I bought The Miseducation of Lauryn Hill two months ago and finally finished listening to it today. You might say that took a long time. It did. But if you say it took too long, you’re wrong. I don’t know how it happened -- stretching 77 minutes over 64 days seems like a physical impossibility. I think there was magic afoot. Maybe it had something to do with the fact that I would only press play if I knew I had time to at least hear one song the whole way through.
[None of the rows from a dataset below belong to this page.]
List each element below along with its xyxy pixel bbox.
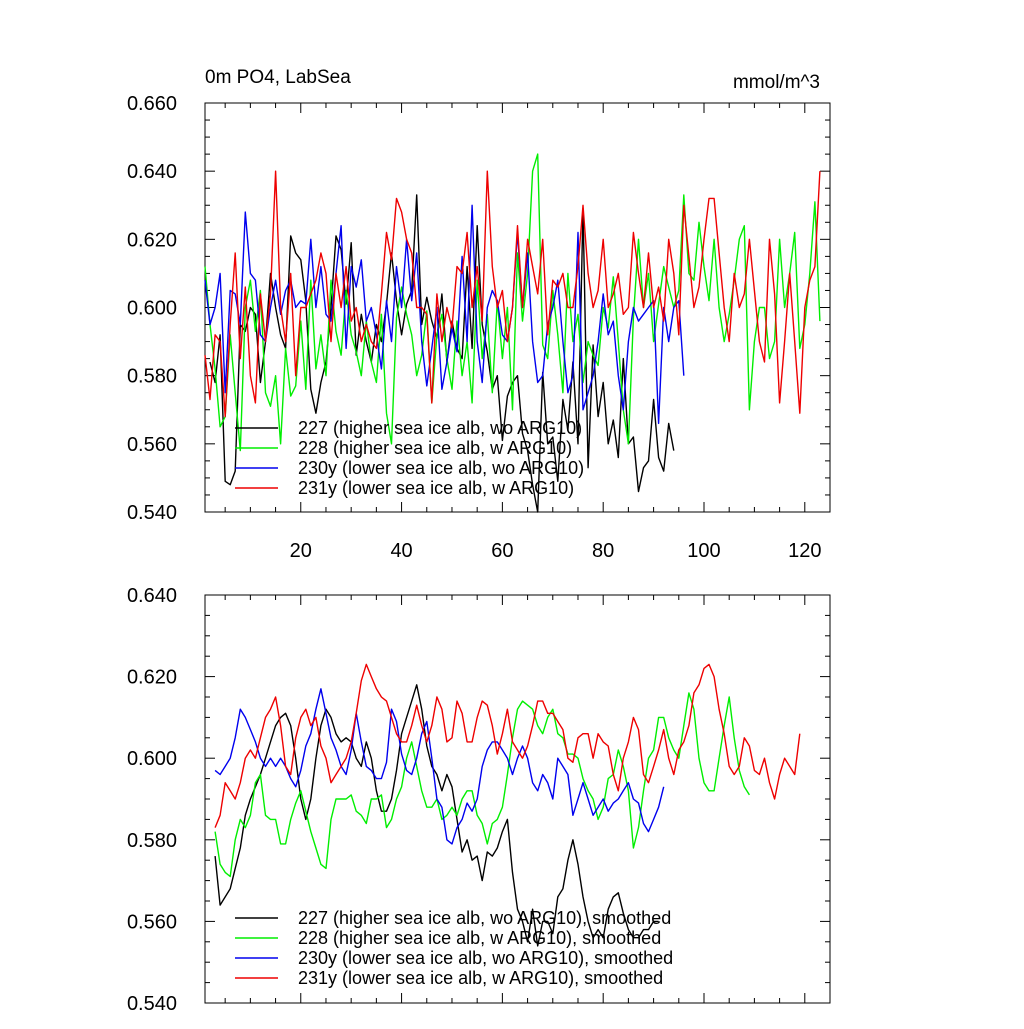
x-tick-label: 40 <box>390 540 412 562</box>
top-panel: 0.540 0.560 0.580 0.600 0.620 0.640 0.660 20 40 6… <box>127 93 831 562</box>
y-tick-label: 0.540 <box>127 993 177 1015</box>
series-line <box>214 684 659 947</box>
series-line <box>214 688 665 845</box>
y-tick-label: 0.600 <box>127 748 177 770</box>
x-tick-label: 100 <box>687 540 720 562</box>
y-tick-label: 0.620 <box>127 667 177 689</box>
legend-label: 231y (lower sea ice alb, w ARG10), smoot… <box>298 968 663 988</box>
y-tick-label: 0.640 <box>127 585 177 607</box>
legend-label: 227 (higher sea ice alb, wo ARG10), smoo… <box>298 908 671 928</box>
x-tick-label: 120 <box>788 540 821 562</box>
legend-label: 230y (lower sea ice alb, wo ARG10), smoo… <box>298 948 673 968</box>
series-line <box>204 170 821 418</box>
bottom-panel: 0.540 0.560 0.580 0.600 0.620 0.640 227 (highe… <box>127 585 831 1015</box>
legend-label: 228 (higher sea ice alb, w ARG10), smoot… <box>298 928 661 948</box>
x-tick-label: 20 <box>290 540 312 562</box>
legend-label: 228 (higher sea ice alb, w ARG10) <box>298 438 572 458</box>
series-line <box>214 692 750 878</box>
y-tick-label: 0.600 <box>127 298 177 320</box>
y-tick-label: 0.640 <box>127 161 177 183</box>
legend-label: 231y (lower sea ice alb, w ARG10) <box>298 478 574 498</box>
chart-title: 0m PO4, LabSea <box>205 67 351 88</box>
x-tick-label: 80 <box>592 540 614 562</box>
x-tick-label: 60 <box>491 540 513 562</box>
legend-label: 227 (higher sea ice alb, wo ARG10) <box>298 418 582 438</box>
y-tick-label: 0.580 <box>127 366 177 388</box>
series-line <box>214 663 801 828</box>
y-tick-label: 0.660 <box>127 93 177 115</box>
units-label: mmol/m^3 <box>733 72 820 93</box>
y-tick-label: 0.580 <box>127 830 177 852</box>
y-tick-label: 0.620 <box>127 229 177 251</box>
y-tick-label: 0.560 <box>127 911 177 933</box>
y-tick-label: 0.540 <box>127 502 177 524</box>
y-tick-label: 0.560 <box>127 434 177 456</box>
legend-label: 230y (lower sea ice alb, wo ARG10) <box>298 458 584 478</box>
series-line <box>204 204 685 425</box>
series-line <box>204 153 821 452</box>
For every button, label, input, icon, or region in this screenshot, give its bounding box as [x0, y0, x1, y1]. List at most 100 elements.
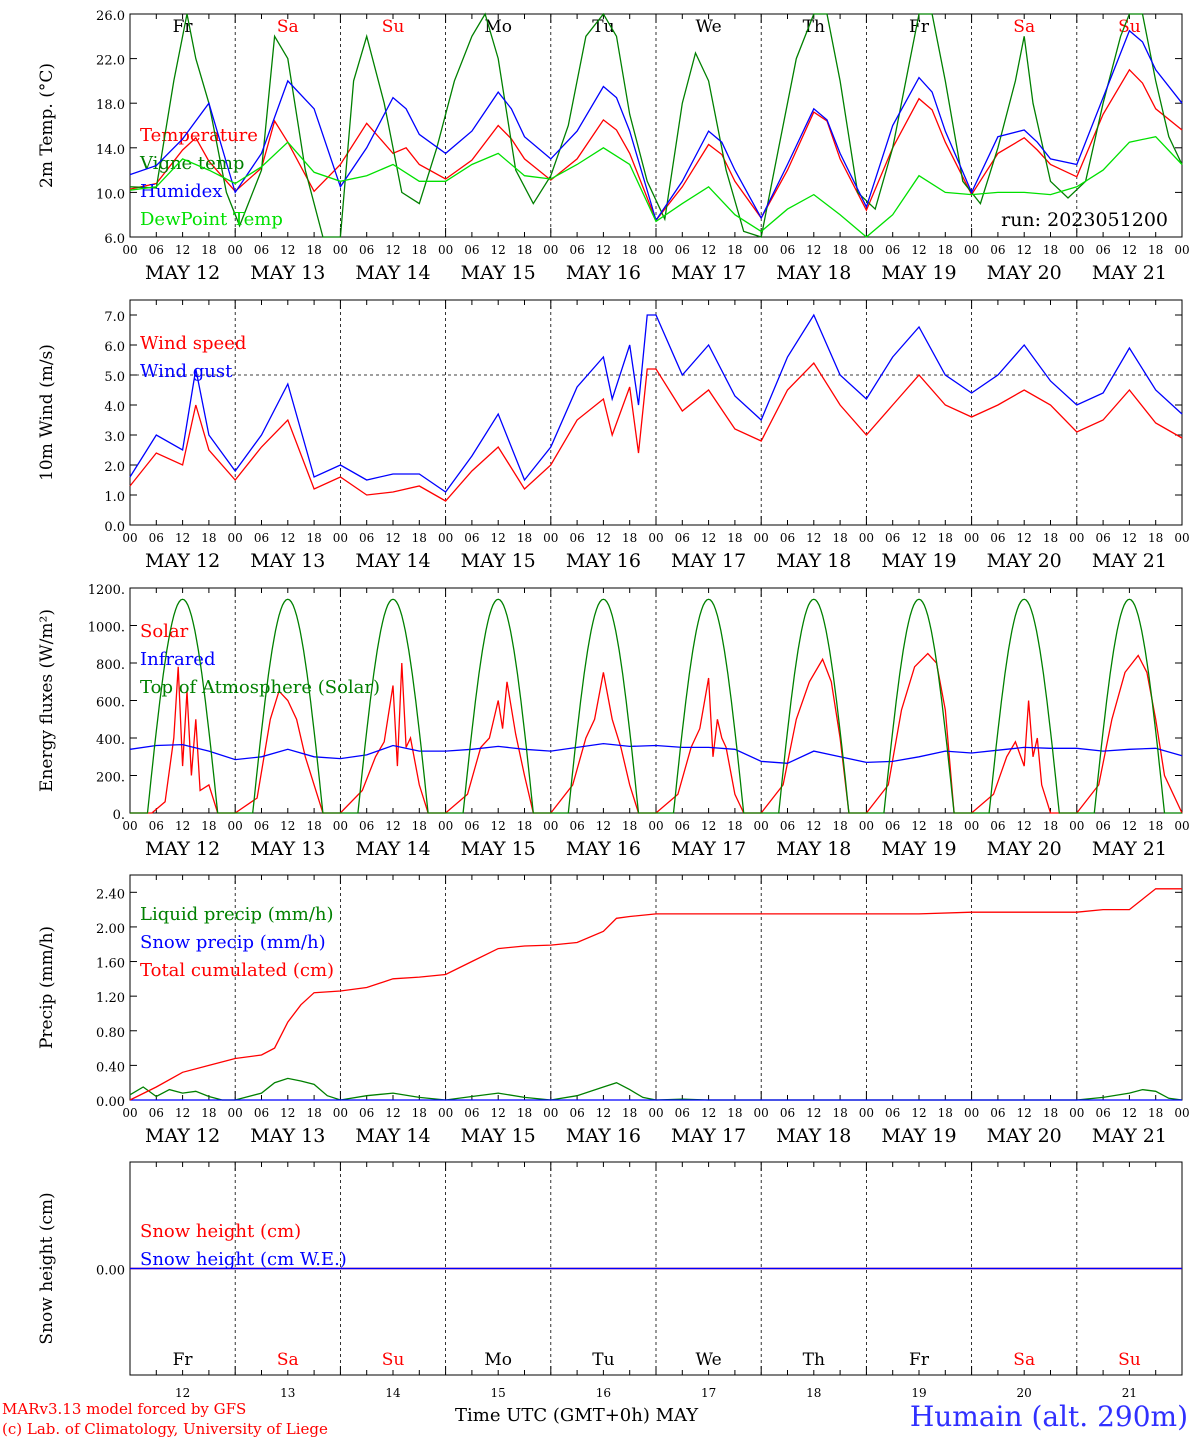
wind-hour-label: 12: [596, 531, 611, 545]
energy-date-label: MAY 15: [461, 838, 536, 860]
temp-ytick-label: 14.0: [96, 143, 125, 158]
wind-ytick-label: 6.0: [104, 340, 125, 355]
temp-hour-label: 12: [911, 243, 926, 257]
precip-hour-label: 12: [1122, 1106, 1137, 1120]
temp-hour-label: 06: [990, 243, 1005, 257]
precip-hour-label: 00: [964, 1106, 979, 1120]
temp-hour-label: 18: [201, 243, 216, 257]
credit-line-1: MARv3.13 model forced by GFS: [2, 1400, 247, 1418]
precip-ytick-label: 0.40: [96, 1060, 125, 1075]
temp-hour-label: 12: [280, 243, 295, 257]
precip-date-label: MAY 19: [881, 1125, 956, 1147]
weekday-label: Sa: [1013, 17, 1035, 37]
weekday-label: Fr: [909, 17, 930, 37]
wind-hour-label: 12: [1017, 531, 1032, 545]
temp-ytick-label: 26.0: [96, 9, 125, 24]
wind-legend-entry: Wind speed: [140, 333, 246, 354]
wind-frame: [129, 299, 1183, 526]
temp-date-label: MAY 15: [461, 262, 536, 284]
energy-hour-label: 06: [675, 819, 690, 833]
precip-hour-label: 00: [438, 1106, 453, 1120]
wind-hour-label: 00: [228, 531, 243, 545]
temp-y-axis-label: 2m Temp. (°C): [37, 63, 57, 188]
energy-hour-label: 00: [1174, 819, 1189, 833]
energy-hour-label: 18: [201, 819, 216, 833]
energy-date-label: MAY 13: [250, 838, 325, 860]
precip-date-label: MAY 18: [776, 1125, 851, 1147]
temp-frame: [129, 13, 1183, 238]
wind-ytick-label: 4.0: [104, 400, 125, 415]
precip-hour-label: 06: [464, 1106, 479, 1120]
snow-ytick-label: 0.00: [96, 1264, 125, 1279]
snow-legend-entry: Snow height (cm W.E.): [140, 1249, 347, 1270]
weekday-label: Sa: [277, 17, 299, 37]
weekday-label: Tu: [592, 1350, 614, 1370]
precip-hour-label: 06: [885, 1106, 900, 1120]
temp-ytick-label: 6.0: [104, 232, 125, 247]
temp-date-label: MAY 17: [671, 262, 746, 284]
energy-hour-label: 12: [1017, 819, 1032, 833]
wind-hour-label: 18: [727, 531, 742, 545]
energy-ytick-label: 1200.: [88, 583, 125, 598]
energy-date-label: MAY 19: [881, 838, 956, 860]
precip-hour-label: 18: [622, 1106, 637, 1120]
wind-hour-label: 00: [964, 531, 979, 545]
energy-hour-label: 06: [990, 819, 1005, 833]
temp-hour-label: 18: [1043, 243, 1058, 257]
wind-hour-label: 06: [359, 531, 374, 545]
precip-date-label: MAY 15: [461, 1125, 536, 1147]
wind-hour-label: 12: [175, 531, 190, 545]
precip-hour-label: 12: [175, 1106, 190, 1120]
temp-hour-label: 12: [701, 243, 716, 257]
temp-hour-label: 00: [754, 243, 769, 257]
wind-hour-label: 06: [990, 531, 1005, 545]
precip-hour-label: 00: [228, 1106, 243, 1120]
precip-date-label: MAY 14: [355, 1125, 430, 1147]
temp-series-humidex: [129, 29, 1183, 222]
temp-date-label: MAY 21: [1092, 262, 1167, 284]
temp-hour-label: 18: [938, 243, 953, 257]
wind-hour-label: 00: [1069, 531, 1084, 545]
temp-hour-label: 00: [438, 243, 453, 257]
energy-hour-label: 00: [648, 819, 663, 833]
precip-hour-label: 18: [517, 1106, 532, 1120]
wind-hour-label: 00: [333, 531, 348, 545]
temp-date-label: MAY 19: [881, 262, 956, 284]
temp-date-label: MAY 18: [776, 262, 851, 284]
temp-hour-label: 12: [1122, 243, 1137, 257]
energy-hour-label: 12: [385, 819, 400, 833]
wind-date-label: MAY 13: [250, 550, 325, 572]
energy-hour-label: 18: [1148, 819, 1163, 833]
energy-legend-entry: Top of Atmosphere (Solar): [140, 677, 380, 698]
precip-ytick-label: 0.00: [96, 1095, 125, 1110]
day-number-label: 12: [175, 1386, 190, 1400]
day-number-label: 15: [491, 1386, 506, 1400]
precip-hour-label: 18: [201, 1106, 216, 1120]
energy-hour-label: 00: [859, 819, 874, 833]
energy-date-label: MAY 14: [355, 838, 430, 860]
energy-hour-label: 12: [806, 819, 821, 833]
precip-date-label: MAY 17: [671, 1125, 746, 1147]
precip-hour-label: 12: [806, 1106, 821, 1120]
weekday-label: Su: [1118, 1350, 1141, 1370]
temp-hour-label: 06: [885, 243, 900, 257]
precip-date-label: MAY 21: [1092, 1125, 1167, 1147]
energy-hour-label: 18: [727, 819, 742, 833]
day-number-label: 17: [701, 1386, 716, 1400]
wind-hour-label: 06: [569, 531, 584, 545]
energy-legend-entry: Solar: [140, 621, 189, 642]
wind-hour-label: 00: [543, 531, 558, 545]
energy-hour-label: 00: [754, 819, 769, 833]
energy-hour-label: 00: [122, 819, 137, 833]
weekday-label: Mo: [484, 1350, 512, 1370]
energy-hour-label: 12: [596, 819, 611, 833]
wind-hour-label: 18: [517, 531, 532, 545]
temp-date-label: MAY 16: [566, 262, 641, 284]
energy-hour-label: 06: [1095, 819, 1110, 833]
precip-hour-label: 06: [359, 1106, 374, 1120]
precip-hour-label: 06: [149, 1106, 164, 1120]
precip-hour-label: 12: [911, 1106, 926, 1120]
day-number-label: 13: [280, 1386, 295, 1400]
wind-hour-label: 18: [1043, 531, 1058, 545]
Or that I would mainly listen to it walking home from school when it was dark and solitary enough that no one could see the tears streaking my face as I heard “To Zion” for the first time. Somehow, every time I needed to listen to Lauryn Hill for two months, I was listening to something new.

I recognize I came about fourteen years late to the Lauryn Hill party, and I’m sure it must have been incredible to listen to The Miseducation during its zeitgeist. But one of the perks of living a pop culture-ignorant childhood is digging up other people’s old news and singeing your eyebrows on still-burning fires.

So I got to the end of it today and it was kind of sad. I know there is a lot of beautiful hip-hop in the world to encounter, but Lauryn Hill’s not making it. Fourteen years after the whole world, I discovered Lauryn Hill, and I never will again.

I was telling someone recently about how I would kind of rather be in the middle of a book I love than finish it, and she seemed kind of appalled. “You just have to finish things,” she told me. I’m not so sure. She’s probably right, eventually, but it’s not that simple. There’s a great ecstatic holiness in discovery. But there’s also holiness in ripening and cross-pollination and rebirth and even decay. The whole wide project is holy. So I guess in a sense finishes are an illusion. To quote Jorge Drexler: nothing is lost; everything is transformed. I will hear you again, Lauryn.